Researchers building dermatology AI systems should evaluate performance across Fitzpatrick skin types I through VI and report disaggregated metrics. This is not just a technical concern — it is an ethical imperative that directly impacts clinical equity.

Model Repositories and Pretrained Weights

Several research groups have released pretrained models alongside their datasets, enabling rapid experimentation and transfer learning:

Getting Started with Dermatology AI

For newcomers, we recommend beginning with HAM10000 for classification tasks or the ISIC 2018 dataset for segmentation. Both are well-documented, moderately sized, and have established baselines. The Fitzpatrick17k dataset is essential for anyone building systems intended for clinical deployment, as it enables fairness evaluation across skin tones.
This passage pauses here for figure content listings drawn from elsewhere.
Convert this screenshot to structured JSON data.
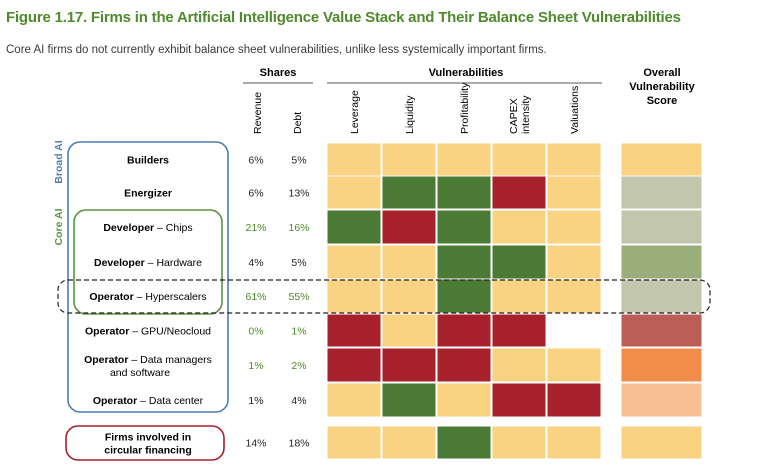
{
  "title": "Figure 1.17. Firms in the Artificial Intelligence Value Stack and Their Balance Sheet Vulnerabilities",
  "subtitle": "Core AI firms do not currently exhibit balance sheet vulnerabilities, unlike less systemically important firms.",
  "group_headers": {
    "shares": "Shares",
    "vulnerabilities": "Vulnerabilities",
    "overall": [
      "Overall",
      "Vulnerability",
      "Score"
    ]
  },
  "side_labels": {
    "broad_ai": "Broad AI",
    "core_ai": "Core AI"
  },
  "colors": {
    "low": "#f9d282",
    "medium_low": "#c1c6ad",
    "medium": "#9aad7a",
    "high_green": "#4a7a33",
    "red": "#a6212c",
    "orange": "#f28c4a",
    "peach": "#f8bf95",
    "rose": "#bc5e55",
    "none": "#ffffff",
    "title_green": "#4f8a2c",
    "frame_blue": "#4d7fb8",
    "frame_green": "#5a9340",
    "frame_red": "#a6212c"
  },
  "chart_data": {
    "type": "table",
    "share_columns": [
      "Revenue",
      "Debt"
    ],
    "vulnerability_columns": [
      "Leverage",
      "Liquidity",
      "Profitability",
      "CAPEX intensity",
      "Valuations"
    ],
    "overall_column": "Overall Vulnerability Score",
    "rows": [
      {
        "name": "Builders",
        "detail": "",
        "revenue": "6%",
        "debt": "5%",
        "highlight_shares": false,
        "cells": [
          "low",
          "low",
          "low",
          "low",
          "low"
        ],
        "overall": "low"
      },
      {
        "name": "Energizer",
        "detail": "",
        "revenue": "6%",
        "debt": "13%",
        "highlight_shares": false,
        "cells": [
          "low",
          "high_green",
          "high_green",
          "red",
          "low"
        ],
        "overall": "medium_low"
      },
      {
        "name": "Developer",
        "detail": "Chips",
        "revenue": "21%",
        "debt": "16%",
        "highlight_shares": true,
        "cells": [
          "high_green",
          "red",
          "high_green",
          "low",
          "low"
        ],
        "overall": "medium_low"
      },
      {
        "name": "Developer",
        "detail": "Hardware",
        "revenue": "4%",
        "debt": "5%",
        "highlight_shares": false,
        "cells": [
          "low",
          "low",
          "high_green",
          "high_green",
          "low"
        ],
        "overall": "medium"
      },
      {
        "name": "Operator",
        "detail": "Hyperscalers",
        "revenue": "61%",
        "debt": "55%",
        "highlight_shares": true,
        "cells": [
          "low",
          "low",
          "high_green",
          "low",
          "low"
        ],
        "overall": "medium_low"
      },
      {
        "name": "Operator",
        "detail": "GPU/Neocloud",
        "revenue": "0%",
        "debt": "1%",
        "highlight_shares": true,
        "cells": [
          "red",
          "low",
          "red",
          "red",
          "none"
        ],
        "overall": "rose"
      },
      {
        "name": "Operator",
        "detail": "Data managers and software",
        "detail_lines": [
          "Data managers",
          "and software"
        ],
        "revenue": "1%",
        "debt": "2%",
        "highlight_shares": true,
        "cells": [
          "red",
          "red",
          "red",
          "low",
          "low"
        ],
        "overall": "orange"
      },
      {
        "name": "Operator",
        "detail": "Data center",
        "revenue": "1%",
        "debt": "4%",
        "highlight_shares": false,
        "cells": [
          "low",
          "high_green",
          "low",
          "red",
          "red"
        ],
        "overall": "peach"
      },
      {
        "name": "Firms involved in circular financing",
        "name_lines": [
          "Firms involved in",
          "circular financing"
        ],
        "detail": "",
        "revenue": "14%",
        "debt": "18%",
        "highlight_shares": false,
        "cells": [
          "low",
          "low",
          "high_green",
          "low",
          "low"
        ],
        "overall": "low"
      }
    ]
  }
}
For production-grade melanoma screening systems, the SIIM-ISIC competition dataset provides the scale and metadata richness needed for robust model development. And for researchers exploring multimodal approaches, the SkinGPT-4 training data offers a starting point for vision-language model development in dermatology.

As the field continues to evolve, we expect to see more datasets incorporating 3D skin imaging, total body photography, and longitudinal monitoring data. The foundation for equitable, effective dermatology AI starts with the data — and these open resources are making that foundation stronger every year.